In an attempt to fill the void of a much-needed spy series on network television, J.J. Abrams brings up his newest creation, Undercovers, to NBC. With a slight nod to past series, Abrams intent was to take the typical spy story (or spies, in this case) and make it more personal and character based.
In order to accomplish this, Abrams set the plot of Undercovers around the Bloom family, Steven (Boris Kodjoe) and Samantha (Gugu Mbatha-Raw). This happily married couple were, at one time, the best spies in the CIA. Following retirement, the Blooms decided to open up a catering business, which is where we currently find them. Of course, as television would have us believe, you never really retire from the CIA. With that, our gastronomic duo are pulled back into action.
Preview (courtesy of NBC)
When fellow spy and good friend Leo Nash (Carter MacIntyre, American Heiress, Nip/Tuck) goes missing while on the trail of a Russian arms dealer, the Blooms are reinstated by boss and agency liaison, Carlton Shaw (Gerald McRaney, Deadwood, Jericho), to locate and rescue Nash. With assistance from resourceful CIA field agent Bill Hoyt (Ben Schwartz, Parks and Recreation, Bronx World Travelers), whose professional admiration for Steven isn’t hard to miss, the pair is thrust back into the world of espionage, disguises and hand-to-hand combat. Following leads that take them to cities spanning the globe, Steven and Samantha quickly realize that perhaps this supercharged, undercover lifestyle provides exactly the kind of excitement and romance that their marriage has been missing.
When a television series touts the name J.J. Abrams, it has a lot to live up to. Abrams has proven himself to be visionary in both television and film – something that has made him one of the most sought-after players in the entertainment industry. Unfortunately, Undercovers doesn’t live up to the quality that one would expect from the geek idol.
Set in the absurd world where a married couple owns a catering business, while also being ex-spies, viewers have no choice but to be confused and turned-off by such a convoluted premise. Fortunately, Undercovers is aware of their poorly realized setting and quickly shifts its focus to getting the couples back into the spy game and on a mission.

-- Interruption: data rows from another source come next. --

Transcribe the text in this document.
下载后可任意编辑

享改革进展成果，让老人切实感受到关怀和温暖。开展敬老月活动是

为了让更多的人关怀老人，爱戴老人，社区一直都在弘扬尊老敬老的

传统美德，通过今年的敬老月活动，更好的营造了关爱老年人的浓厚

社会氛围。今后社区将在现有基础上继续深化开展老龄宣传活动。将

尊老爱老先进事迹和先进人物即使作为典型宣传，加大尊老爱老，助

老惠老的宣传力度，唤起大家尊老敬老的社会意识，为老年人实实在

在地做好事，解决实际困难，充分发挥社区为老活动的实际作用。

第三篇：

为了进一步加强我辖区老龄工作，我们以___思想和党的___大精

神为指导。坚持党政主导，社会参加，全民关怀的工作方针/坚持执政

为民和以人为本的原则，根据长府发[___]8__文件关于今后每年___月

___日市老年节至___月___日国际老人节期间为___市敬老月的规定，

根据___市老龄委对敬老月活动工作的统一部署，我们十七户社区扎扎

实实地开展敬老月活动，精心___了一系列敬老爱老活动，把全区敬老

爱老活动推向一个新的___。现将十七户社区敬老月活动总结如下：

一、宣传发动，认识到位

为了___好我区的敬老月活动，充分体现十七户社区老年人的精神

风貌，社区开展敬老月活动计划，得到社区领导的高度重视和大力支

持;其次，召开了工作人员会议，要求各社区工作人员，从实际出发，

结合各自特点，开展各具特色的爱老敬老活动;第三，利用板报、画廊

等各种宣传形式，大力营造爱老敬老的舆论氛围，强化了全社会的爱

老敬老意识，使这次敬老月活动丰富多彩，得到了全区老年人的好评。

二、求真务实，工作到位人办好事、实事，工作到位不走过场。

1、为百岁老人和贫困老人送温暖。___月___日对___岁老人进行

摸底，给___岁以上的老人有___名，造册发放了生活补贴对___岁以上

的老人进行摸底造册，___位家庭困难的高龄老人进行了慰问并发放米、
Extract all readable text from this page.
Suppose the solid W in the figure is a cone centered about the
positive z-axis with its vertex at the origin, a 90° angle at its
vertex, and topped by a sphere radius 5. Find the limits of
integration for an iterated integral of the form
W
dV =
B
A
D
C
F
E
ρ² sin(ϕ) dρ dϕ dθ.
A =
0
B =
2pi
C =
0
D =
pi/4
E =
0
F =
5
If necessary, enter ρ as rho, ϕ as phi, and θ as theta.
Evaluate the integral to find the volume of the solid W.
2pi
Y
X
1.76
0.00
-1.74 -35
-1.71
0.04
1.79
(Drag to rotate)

Throughout the pilot, we’re witness to many awkward jokes and “humorous” interactions as tracking down their generic bad guy of the week overlaps with the catering of a wedding, for which they were hired. Much of the interaction between the husband and wife consists of bickering about who’s going to feed the dog or, to a greater extent, who slept with who on a previous mission. This aspect, while completely over-done, does at times serve its purpose of elevating what would have been typically a boring scene. While the suzy-homemaker aspect of the series verges on annoying, the spy portion is pretty entertaining.
Almost every element of this series is mediocre compared to any other television show, past or present. Nothing is particularly well-executed, but you will find yourself truly enjoying certain scenes – something that I attribute to the two lead actors. If there is one thing that’s going to make this series work and have viewers tuning in week-after-week, it’s Boris Kodjoe and Gugu Mbatha-Raw. Kodjoe and Mbatha-Raw are the perfectly cast couple for this particular series. While much of their relationship in the pilot consists of frivolous arguments and constant bickering, they are able to elevate themselves, and their characters, above the poor plot and weak writing.
In the end, Undercovers is much less about the spy world than it is about watching these characters interact throughout the various tasks that they were given. While some aspects of that work, it’s unfortunate that not much is revealed about what we may see these characters tackle in the future. There is no lingering subplot or greater evil revealed in the pilot. With that, viewers are left wondering if week-after-week they’ll witness the same type of story where in the end, the characters will come out on top.
While some people may take the wait-and-see approach with Undercovers, there are far better new series out there that instantly deliver. Take Lone Star, for example.
While Undercovers is entertaining, it feels as if we’ve seen this type of series before – not only on television, but specifically from J.J. Abrams (read: Alias). For those that tune in, you won’t see any groundbreaking television or sub-plots hinting that there’s something “larger” going other than what’s being shown – what you see is what you get.
Undercovers airs Wednesday’s @8pm, on NBC.